Volume 35 numéro 9
30 octobre
2000


 


Une classe du maître de musique
José van Dam professe quelques conseils à cinq étudiants en chant.

«Songe à la douceur d’aller là-bas vivre ensemble», dit le poème mis en musique par Henri Duparc dans L’invitation au voyage. «Ne donnez pas l’impression de lire une brochure de Tourisme soleil», dit José van Dam à Anik-Ève Saint-Louis.

«Les peupliers sont beaucoup plus frais quand ils sont frrrais», lance José van Dam à la jeune Geneviève Couillard, qui vient d’interpréter un air de Camille Saint-Saëns. Le son, explique l’inoubliable interprète du Maître de musique, film de Gérard Corbiau, est comme un diamant brut; il prend racine au fond des poumons, monte le long du corps dans une colonne d’air et est ciselé par les lèvres.

La chanteuse reprend son extrait de l’opéra Samson et Dalila et réussit une interprétation plus convaincante. Le maître la reprend de nouveau, mais cette fois son commentaire ne concerne pas la technique. «Vous n’êtes pas assez amoureuse, là!»
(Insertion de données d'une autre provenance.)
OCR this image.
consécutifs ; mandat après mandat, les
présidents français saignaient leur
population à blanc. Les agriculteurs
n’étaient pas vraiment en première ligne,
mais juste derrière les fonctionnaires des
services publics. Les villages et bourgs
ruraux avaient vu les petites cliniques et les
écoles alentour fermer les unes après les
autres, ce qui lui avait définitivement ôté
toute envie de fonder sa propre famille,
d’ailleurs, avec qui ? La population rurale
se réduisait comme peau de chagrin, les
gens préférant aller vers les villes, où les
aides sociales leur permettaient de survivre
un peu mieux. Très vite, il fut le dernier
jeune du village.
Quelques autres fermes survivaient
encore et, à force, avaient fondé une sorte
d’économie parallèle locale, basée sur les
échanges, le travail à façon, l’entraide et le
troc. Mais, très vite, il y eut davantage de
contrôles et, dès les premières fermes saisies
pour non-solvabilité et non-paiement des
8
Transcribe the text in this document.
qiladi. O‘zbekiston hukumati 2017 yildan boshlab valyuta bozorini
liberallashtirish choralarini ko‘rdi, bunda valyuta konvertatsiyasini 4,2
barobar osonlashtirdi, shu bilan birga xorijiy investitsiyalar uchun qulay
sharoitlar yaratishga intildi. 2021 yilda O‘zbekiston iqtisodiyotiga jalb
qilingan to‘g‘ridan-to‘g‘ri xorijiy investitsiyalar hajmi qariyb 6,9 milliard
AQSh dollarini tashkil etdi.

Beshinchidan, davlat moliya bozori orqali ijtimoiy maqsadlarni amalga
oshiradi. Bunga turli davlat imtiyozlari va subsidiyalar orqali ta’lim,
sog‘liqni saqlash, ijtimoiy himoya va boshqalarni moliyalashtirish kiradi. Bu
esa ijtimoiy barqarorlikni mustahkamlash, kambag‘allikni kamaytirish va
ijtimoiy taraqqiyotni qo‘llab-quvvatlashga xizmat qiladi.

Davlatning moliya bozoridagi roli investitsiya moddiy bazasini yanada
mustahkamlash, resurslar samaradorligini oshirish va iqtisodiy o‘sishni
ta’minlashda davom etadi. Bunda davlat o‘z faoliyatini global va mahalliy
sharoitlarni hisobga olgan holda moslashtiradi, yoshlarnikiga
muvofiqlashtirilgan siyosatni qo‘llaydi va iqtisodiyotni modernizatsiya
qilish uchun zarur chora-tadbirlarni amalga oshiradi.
C’est dur, le chant. Mais pour les cinq étudiants qui ont été entendus par José van Dam, le 23 octobre dernier, devant un auditoire d’environ 500 personnes à la salle Claude-Champagne, il ne pouvait y avoir de meilleur pédagogue. «Ce n’est pas facile de se mettre à nu devant ses pairs, explique Anik-Ève Saint-Louis, qui a passé près de 45 minutes avec M. van Dam. Il y a dans la salle des étudiants en musique d’autres universités québécoises, des professeurs, des mélomanes. Nous avions tous une bonne dose d’angoisse à surmonter…»

Rarement dans les 50 ans d’histoire de la Faculté une classe de maître avait-elle attiré autant de spectateurs. C’est que le baryton d’origine belge n’accepte qu’exceptionnellement d’animer des classes de maître. «Il a voulu rencontrer les étudiants par reconnaissance pour l’honneur que l’Université de Montréal lui faisait de lui décerner un doctorat honorifique, explique Rosemarie Landry, directrice du secteur chant à la Faculté de musique. Le caractère francophone de l’Université a également pesé dans la balance», ajoute-t-elle.

C’est Mme Landry qui a pris l’initiative d’inviter José van Dam. Elle-même chanteuse professionnelle, elle l’a déjà côtoyé sur la scène. «Nous sommes très contents qu’il ait accepté», dit-elle. Le célèbre chanteur n’est actuellement rattaché à aucune université, mais caresse le projet de mettre sur pied un institut international du chant.

Pour la classe du 23 octobre, les chanteurs (Michèle Bolduc, Geneviève Couillard, Jean-Philippe Laroche, Benoît Leblanc et Anik-Ève Saint-Louis) avaient été sélectionnés par consensus par les sept professeurs de chant. Le secteur compte 75 étudiants. «Nous étions tous nerveux avant de le rencontrer, confie Mme Saint- Louis. Il a une telle carrière derrière lui! Mais somme toute, c’est un homme simple, chaleureux.»


Éloges et acrimonie

M. van Dam avait reçu, la veille, un doctorat honoris causa de l’Université de Montréal et avait donné un récital avec le pianiste polonais Maciej Pikulski. Ce concert, marquant le premier événement d’importance des célébrations du 50e anniversaire de la Faculté, a été accueilli avec des éloges par le critique du Devoir, François Tousignant, et avec acrimonie par celui de La Presse, Claude Gingras. Le premier évoque le génie, alors que le second estime au contraire que «M. van Dam passe toujours à côté».

Quoi qu’il en soit, la salle Claude-Champagne était comble (et comblée, à en juger par les trois rappels) pour ce concert produit en collaboration avec la société Pro-musica. On avait laissé le balcon aux étudiants, qui bénéficiaient d’un prix réduit.

«Le passage de José van Dam était le premier événement majeur de l’année du cinquantième. Il y en aura d’autres», a expliqué le directeur artistique des célébrations, Jean-Jacques Nattiez. Ce dernier est très satisfait du succès obtenu jusqu’à maintenant par les activités. La qualité est au rendez-vous, et la visibilité pour la Faculté et l’Université est exceptionnelle.